The largest trees of this species grow in the fertile uplands in the Ohio Valley. But the most brilliant hues are seen in trees of smaller size, that grow in New England woods. In the comparatively dull-hued autumn woods of Iowa and Nebraska the scarlet oak is the most vivid and most admired tree.

The Pin Oak

Q. palustris, Linn.

The pin oak earns its name by the sharp, short, spur-like twigs that cluster on the branches, crowding each other to death and then persisting to give the tree a bristly appearance. The tree in winter bears small resemblance to other oaks. The trunk is slender, the shaft carried up to the top, as straight as a pine's. The branches are very numerous and regular, striking out at right angles from the stem, the lower tier shorter than those directly above them, and drooping often to the ground.

On the winter twigs, among the characteristic "pins," are the half-grown acorns that proclaim the tree an oak beyond a doubt, and ablackoak, requiring a second summer for the maturing of its fruit. It is likely that there will be found on older twigs a few of the full-grown acorns, or perhaps only the trim, shallow saucers from which the shiny, striped, brown acorns have fallen. Hunt among the dead leaves and these little acorns will be discovered for, though pretty to look at, they are bitter and squirrels leave them where they fall.

The leaves match the slender twigs in delicacy of pattern. Thin, deeply cut, shining, with pale linings, they flutter on slender stems, smaller but often matching the leaves of the scarlet oak in pattern. Sometimes they are more like the red oak in outline. In autumn they turn red and are a glory in the woods.
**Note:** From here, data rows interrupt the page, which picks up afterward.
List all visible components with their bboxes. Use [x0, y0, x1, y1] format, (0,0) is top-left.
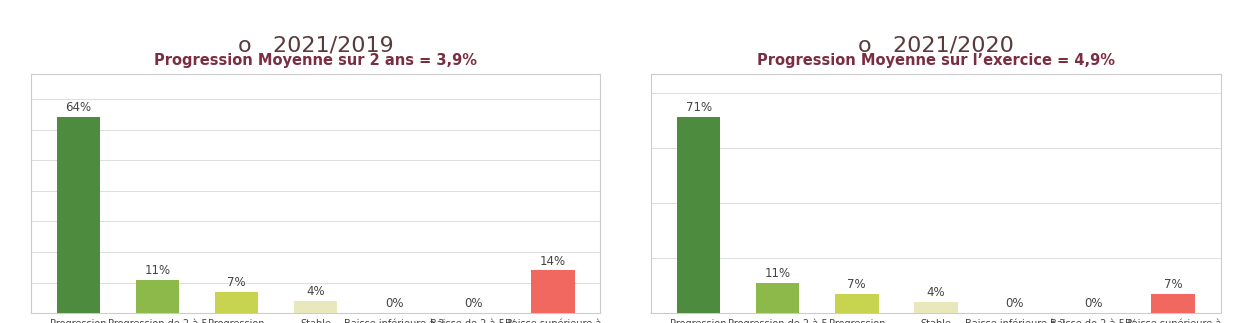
- Text: 4%: 4%: [306, 285, 326, 298]
- Bar: [914, 302, 958, 313]
- Text: 11%: 11%: [764, 267, 790, 280]
- Text: o   2021/2020: o 2021/2020: [858, 35, 1014, 55]
- Text: 0%: 0%: [465, 297, 483, 310]
- Text: 0%: 0%: [1085, 297, 1104, 310]
- Text: 7%: 7%: [227, 276, 245, 289]
- Bar: [1152, 294, 1195, 313]
- Text: o   2021/2019: o 2021/2019: [238, 35, 393, 55]
- Title: Progression Moyenne sur l’exercice = 4,9%: Progression Moyenne sur l’exercice = 4,9…: [757, 53, 1115, 68]
- Bar: [531, 270, 575, 313]
- Text: 7%: 7%: [847, 278, 866, 291]
- Text: 71%: 71%: [686, 101, 711, 114]
- Text: 0%: 0%: [386, 297, 404, 310]
- Title: Progression Moyenne sur 2 ans = 3,9%: Progression Moyenne sur 2 ans = 3,9%: [154, 53, 477, 68]
- Text: 7%: 7%: [1164, 278, 1182, 291]
- Text: 11%: 11%: [144, 264, 170, 277]
- Text: 64%: 64%: [65, 101, 91, 114]
- Bar: [293, 301, 338, 313]
- Bar: [756, 283, 799, 313]
- Text: 0%: 0%: [1006, 297, 1025, 310]
- Bar: [835, 294, 879, 313]
- Bar: [215, 292, 259, 313]
- Text: 4%: 4%: [926, 286, 946, 299]
- Bar: [57, 117, 100, 313]
- Bar: [136, 280, 179, 313]
- Text: 14%: 14%: [540, 255, 566, 267]
- Bar: [677, 117, 720, 313]
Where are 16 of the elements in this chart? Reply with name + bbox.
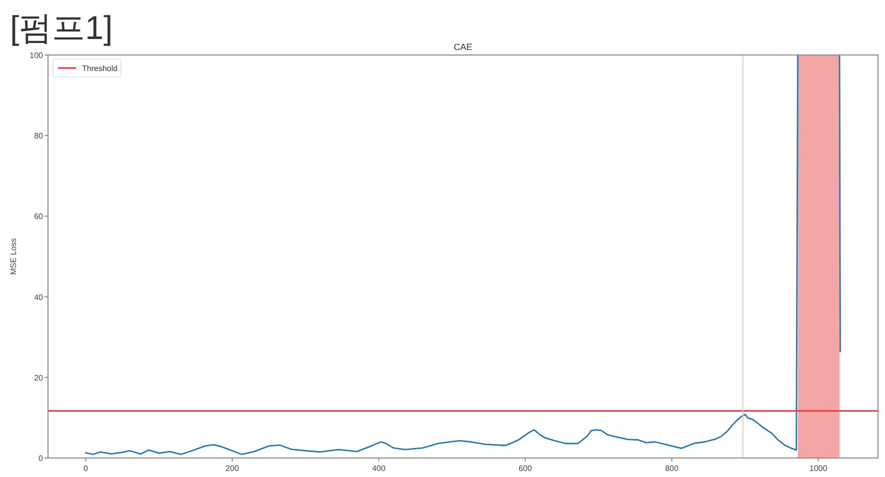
y-tick-label: 0: [38, 454, 44, 463]
y-tick-label: 60: [34, 212, 44, 222]
x-tick-label: 800: [665, 464, 679, 473]
y-axis-title: MSE Loss: [9, 238, 18, 275]
y-tick-label: 20: [34, 373, 44, 382]
chart-subtitle: CAE: [454, 42, 472, 52]
x-tick-label: 200: [226, 464, 240, 473]
y-tick-label: 100: [30, 51, 44, 60]
y-tick-label: 40: [34, 292, 44, 302]
x-tick-label: 400: [372, 464, 386, 473]
y-tick-label: 80: [34, 132, 44, 141]
x-tick-label: 1000: [809, 464, 828, 473]
x-tick-label: 600: [518, 464, 532, 473]
legend-label: Threshold: [82, 64, 118, 73]
chart-title: [펌프1]: [10, 9, 113, 46]
x-tick-label: 0: [84, 464, 88, 473]
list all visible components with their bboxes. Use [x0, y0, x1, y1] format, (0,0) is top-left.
One trait has made this tree a favorite for shade and ornament. It has a shock of fibrous roots, and for this reason is easily transplanted. It grows rapidly in any moist, rich soil. It keeps its leaves clean and beautiful throughout the season. Washington, D. C., has its streets planted to native trees, one species lining the sides of a single street or avenue for miles. The pin oaks are superb on the thoroughfare that reaches from the Capitol to the Navy Yard. They retain the beauty of their youth because each tree has been given a chance to grow to its best estate. In spring the opening leaves and pistillate flowers are red, giving the silvery green tree-top a warm flush that cheers the passerby. In European countries this oak is a prime favorite for public and private parks.